High School History Lesson Plan: The Townshend Acts of 1767
With the failure of the British Stamp Act of 1765, the British government was strapped for cash. There was a growing consensus in the British Parliament that the colonies should pay the costs of quartering the thousands of British troops stationed in the colonies. Also, there was a growing concern that colonial legislators were getting far too independent, even to the point of withholding salaries of royal governors. Last, lackadaisical enforcement of British navigation and customs laws at American ports were losing much-needed revenue.
Against this backdrop, along with growing unrest in Great Britain over taxation, Britain’s Chancellor of the Exchequer, William Townshend, urged the Parliament to pass a new series of taxes and regulations to crack down on the colonies. The Parliament agreed, and the so-called Townshend Acts caused a new wave of colonial resentment and resistance in the colonies, bringing them ever closer to open rebellion.
The Townshend Acts did the following:
♦ Imposed new taxes on imported glass, lead, paper, paint and tea. None of these items were produced in quantity in the colonies. (Revenues were to be used to pay salaries of Royal Governors in order to make them independent of colonial legislatures.)
♦ Created the American Board of Customs Commissioners to strictly enforce British Navigation Acts and tighten up customs enforcement. The Board was headquartered in Boston, which already was and would become an even greater hotbed of resistance to British taxation and regulation.
♦ Disbanded the New York Assembly until the Assembly agreed to comply with the Quartering Act of 1765, which required colonial assemblies to finance the basic needs of the British soldiers stationed in the colonies. New York had refused to pay the full assessment, objecting that British General Gage had his headquarters and the majority of his army within New York.
As in the case the Stamp Act two years earlier, colonists protested and resisted:
♦ John Dickinson, a Philadelphia lawyer, published his “Letters From a Farmer,” a popular series of 12 essays that denied Parliament’s right to tax the colonies and purported that such taxation amounted to slavery.
♦ The Sons of LIberty picketed and protested British customs officials.
♦ American merchants agreed to boycott British goods.
♦ The Massachusetts legislature circulated a letter to the rest of the colonial legislatures urging united resistance. When British officials dissolved the Massachusetts legislature for refusing to withdraw the circular letter, the other colonial assemblies defiantly signed the letter.
♦ June 21, 1768: British customs officials seized John Hancock’s merchant sloop “Liberty” for alleged violations of British revenue laws. Thousands of Boston citizens rioted, and British customs officials fled the city in fear for their lives. (British customs officials had a reputation for corruption and extortion of money from American merchants, and would seize American vessels without warrant and for any reason.)
♦ When news of the “Liberty” riot reached London,Britain moved 4,000 troops to Boston to protect the commissioners.
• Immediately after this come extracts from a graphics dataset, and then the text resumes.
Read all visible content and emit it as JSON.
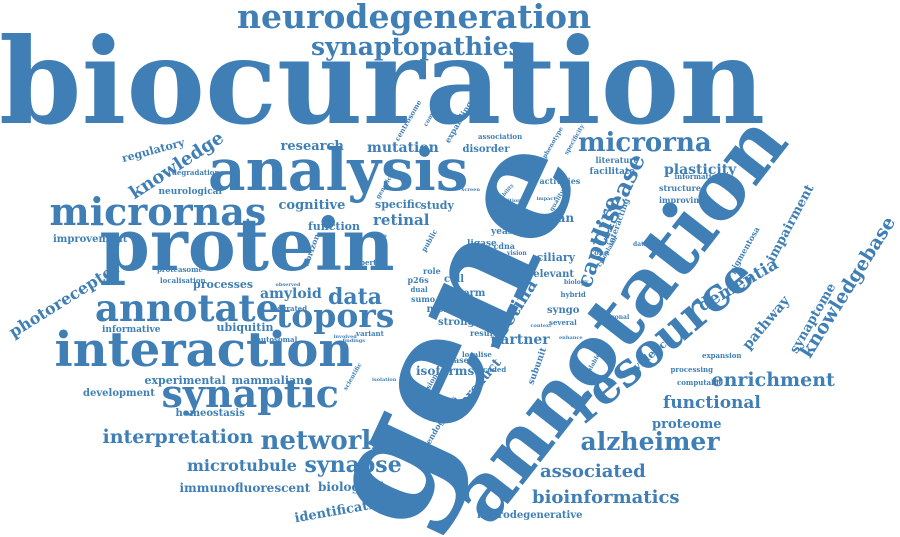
{
  "color": "#3f7fb5",
  "words": [
    "biocuration",
    "gene",
    "annotation",
    "protein",
    "analysis",
    "interaction",
    "neurodegeneration",
    "synaptopathies",
    "resource",
    "micrornas",
    "microrna",
    "annotate",
    "synaptic",
    "topors",
    "network",
    "alzheimer",
    "capture",
    "disease",
    "data",
    "knowledge",
    "knowledgebase",
    "dementia",
    "enrichment",
    "functional",
    "associated",
    "bioinformatics",
    "synapse",
    "interpretation",
    "microtubule",
    "photoreceptor",
    "retina",
    "impairment",
    "pathway",
    "synaptome",
    "amyloid",
    "mutation",
    "research",
    "retinal",
    "cognitive",
    "plasticity",
    "identification",
    "immunofluorescent",
    "proteome",
    "biological",
    "isoforms",
    "product",
    "evidence",
    "regulatory",
    "partner",
    "function",
    "processes",
    "ubiquitin",
    "experimental",
    "mammalian",
    "development",
    "homeostasis",
    "neurodegenerative",
    "improvement",
    "neurological",
    "human",
    "study",
    "specific",
    "ciliary",
    "relevant",
    "syngo",
    "more",
    "strong",
    "term",
    "cell",
    "informative",
    "proteasome",
    "degradation",
    "expert",
    "curated",
    "autosomal",
    "facilitate",
    "literature",
    "improving",
    "information",
    "structure",
    "disorder",
    "association",
    "expanding",
    "pigmentosa",
    "activities",
    "interacting",
    "dataset",
    "computable",
    "expansion",
    "centrosome",
    "localisation",
    "subunit",
    "yeast",
    "ligase",
    "cdna",
    "sumo",
    "dual",
    "p26s",
    "role",
    "variant",
    "result",
    "endogenous",
    "expression",
    "scientific",
    "isolation",
    "encoded",
    "localise",
    "hybrid",
    "cone",
    "based",
    "several",
    "neuronal",
    "biology",
    "scalable",
    "cytoplasm",
    "database",
    "complexes",
    "phenotype",
    "specificity",
    "addition",
    "reliability",
    "screen",
    "public",
    "bait",
    "vision",
    "context",
    "enhance",
    "processing",
    "involved",
    "analyse",
    "horizon",
    "observed",
    "quality",
    "impact",
    "findings",
    "system",
    "genetic"
  ]
}
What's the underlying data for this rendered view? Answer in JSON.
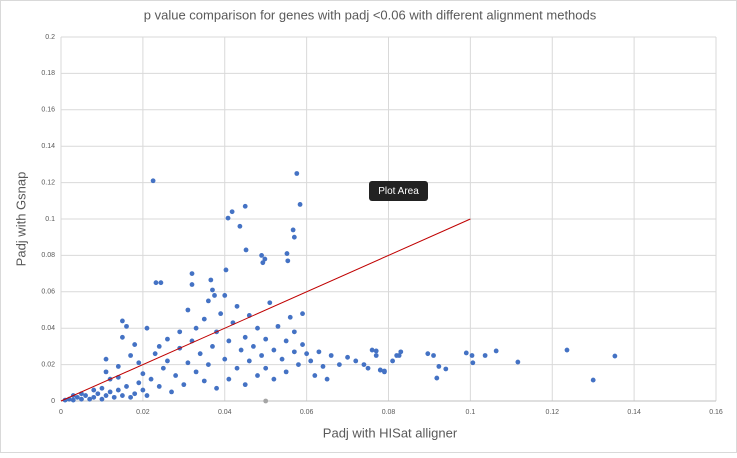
{
  "chart_data": {
    "type": "scatter",
    "title": "p value comparison for genes with padj <0.06 with different alignment methods",
    "x_label": "Padj with HISat alligner",
    "y_label": "Padj with Gsnap",
    "tooltip": "Plot Area",
    "xlim": [
      0,
      0.16
    ],
    "xticks": [
      0,
      0.02,
      0.04,
      0.06,
      0.08,
      0.1,
      0.12,
      0.14,
      0.16
    ],
    "ylim": [
      0,
      0.2
    ],
    "yticks": [
      0,
      0.02,
      0.04,
      0.06,
      0.08,
      0.1,
      0.12,
      0.14,
      0.16,
      0.18,
      0.2
    ],
    "grid": true,
    "series": [
      {
        "color": "#4472c4",
        "x": [
          0.001,
          0.002,
          0.003,
          0.004,
          0.005,
          0.006,
          0.007,
          0.008,
          0.009,
          0.01,
          0.011,
          0.012,
          0.013,
          0.014,
          0.015,
          0.016,
          0.017,
          0.018,
          0.019,
          0.02,
          0.021,
          0.003,
          0.005,
          0.008,
          0.01,
          0.012,
          0.011,
          0.011,
          0.014,
          0.014,
          0.015,
          0.016,
          0.015,
          0.017,
          0.018,
          0.019,
          0.02,
          0.021,
          0.022,
          0.023,
          0.024,
          0.024,
          0.025,
          0.026,
          0.026,
          0.027,
          0.028,
          0.029,
          0.029,
          0.03,
          0.031,
          0.031,
          0.032,
          0.033,
          0.033,
          0.034,
          0.035,
          0.035,
          0.036,
          0.036,
          0.037,
          0.038,
          0.038,
          0.039,
          0.04,
          0.04,
          0.041,
          0.041,
          0.042,
          0.043,
          0.043,
          0.044,
          0.045,
          0.045,
          0.046,
          0.046,
          0.047,
          0.048,
          0.048,
          0.049,
          0.05,
          0.05,
          0.051,
          0.052,
          0.052,
          0.053,
          0.054,
          0.055,
          0.055,
          0.056,
          0.057,
          0.057,
          0.058,
          0.059,
          0.059,
          0.06,
          0.061,
          0.062,
          0.063,
          0.064,
          0.065,
          0.066,
          0.068,
          0.07,
          0.072,
          0.074,
          0.075,
          0.076,
          0.077,
          0.078,
          0.079,
          0.081,
          0.082,
          0.083,
          0.0225,
          0.0576,
          0.0584,
          0.0418,
          0.0408,
          0.045,
          0.0437,
          0.0567,
          0.057,
          0.0452,
          0.049,
          0.0498,
          0.0493,
          0.0552,
          0.0554,
          0.0232,
          0.0244,
          0.032,
          0.032,
          0.0403,
          0.0366,
          0.037,
          0.0375,
          0.1353,
          0.13,
          0.1236,
          0.1116,
          0.1063,
          0.1036,
          0.1004,
          0.1006,
          0.099,
          0.094,
          0.0923,
          0.0918,
          0.091,
          0.0896,
          0.0826,
          0.079,
          0.078,
          0.077
        ],
        "values": [
          0.0005,
          0.001,
          0.0005,
          0.002,
          0.001,
          0.003,
          0.001,
          0.002,
          0.004,
          0.001,
          0.003,
          0.005,
          0.002,
          0.006,
          0.003,
          0.008,
          0.002,
          0.004,
          0.01,
          0.006,
          0.003,
          0.003,
          0.004,
          0.006,
          0.007,
          0.012,
          0.016,
          0.023,
          0.013,
          0.019,
          0.044,
          0.041,
          0.035,
          0.025,
          0.031,
          0.021,
          0.015,
          0.04,
          0.012,
          0.026,
          0.03,
          0.008,
          0.018,
          0.034,
          0.022,
          0.005,
          0.014,
          0.029,
          0.038,
          0.009,
          0.021,
          0.05,
          0.033,
          0.016,
          0.04,
          0.026,
          0.045,
          0.011,
          0.055,
          0.02,
          0.03,
          0.038,
          0.007,
          0.048,
          0.023,
          0.058,
          0.033,
          0.012,
          0.043,
          0.052,
          0.018,
          0.028,
          0.035,
          0.009,
          0.047,
          0.022,
          0.03,
          0.014,
          0.04,
          0.025,
          0.034,
          0.018,
          0.054,
          0.028,
          0.012,
          0.041,
          0.023,
          0.033,
          0.016,
          0.046,
          0.027,
          0.038,
          0.02,
          0.031,
          0.048,
          0.026,
          0.022,
          0.014,
          0.027,
          0.019,
          0.012,
          0.025,
          0.02,
          0.024,
          0.022,
          0.02,
          0.018,
          0.028,
          0.025,
          0.017,
          0.016,
          0.022,
          0.025,
          0.027,
          0.121,
          0.125,
          0.108,
          0.104,
          0.1005,
          0.107,
          0.096,
          0.094,
          0.09,
          0.083,
          0.08,
          0.078,
          0.076,
          0.081,
          0.077,
          0.065,
          0.065,
          0.07,
          0.064,
          0.072,
          0.0665,
          0.061,
          0.058,
          0.0247,
          0.0115,
          0.028,
          0.0214,
          0.0275,
          0.025,
          0.025,
          0.021,
          0.0264,
          0.0176,
          0.019,
          0.0126,
          0.025,
          0.026,
          0.025,
          0.0165,
          0.017,
          0.0275
        ]
      },
      {
        "color": "#a5a5a5",
        "x": [
          0.05
        ],
        "values": [
          0
        ]
      }
    ],
    "reference_line": {
      "color": "#c00000",
      "x": [
        0,
        0.1
      ],
      "values": [
        0,
        0.1
      ]
    }
  }
}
The increased presence of British soldiers in the streets of Boston was a continuing source of irritation and friction. British soldiers were contemptuous of the rustic colonials, who, in turn, resented the competition for work as British soldiers moonlighted during their off-duty hours. All this set the scene for the "Boston Massacre" of 1770.
Classroom Activities/Suggested Discussion Areas
Discuss the following in class or as an essay assignment:
♦ What were the reasons behind the Townshend Acts? Do you believe the acts were justified or excessive?
♦ Why did the British government want to have the money raised by the taxes go toward Royal governors’ salaries? Why would this irritate the colonial legislatures?
♦ Describe the actions British officials took against the New York and Massachusetts assemblies. Focus on the following:
◊ Was New York justified in resisting paying a higher share for quartering British soldiers?
◊ Was Massachusetts correct in circulating a letter of protest among the other colonies?
♦ What problems might arise with 4,000 British soldiers being stationed in Boston? Would the British troops be friendly or contemptuous to the colonists and vice versa?
♦ The Townshend Acts were repealed in 1770 after British merchants began to feel the pinch of American boycotts. One exception was the tax on tea that was kept in place. Why did the British keep this tax in effect?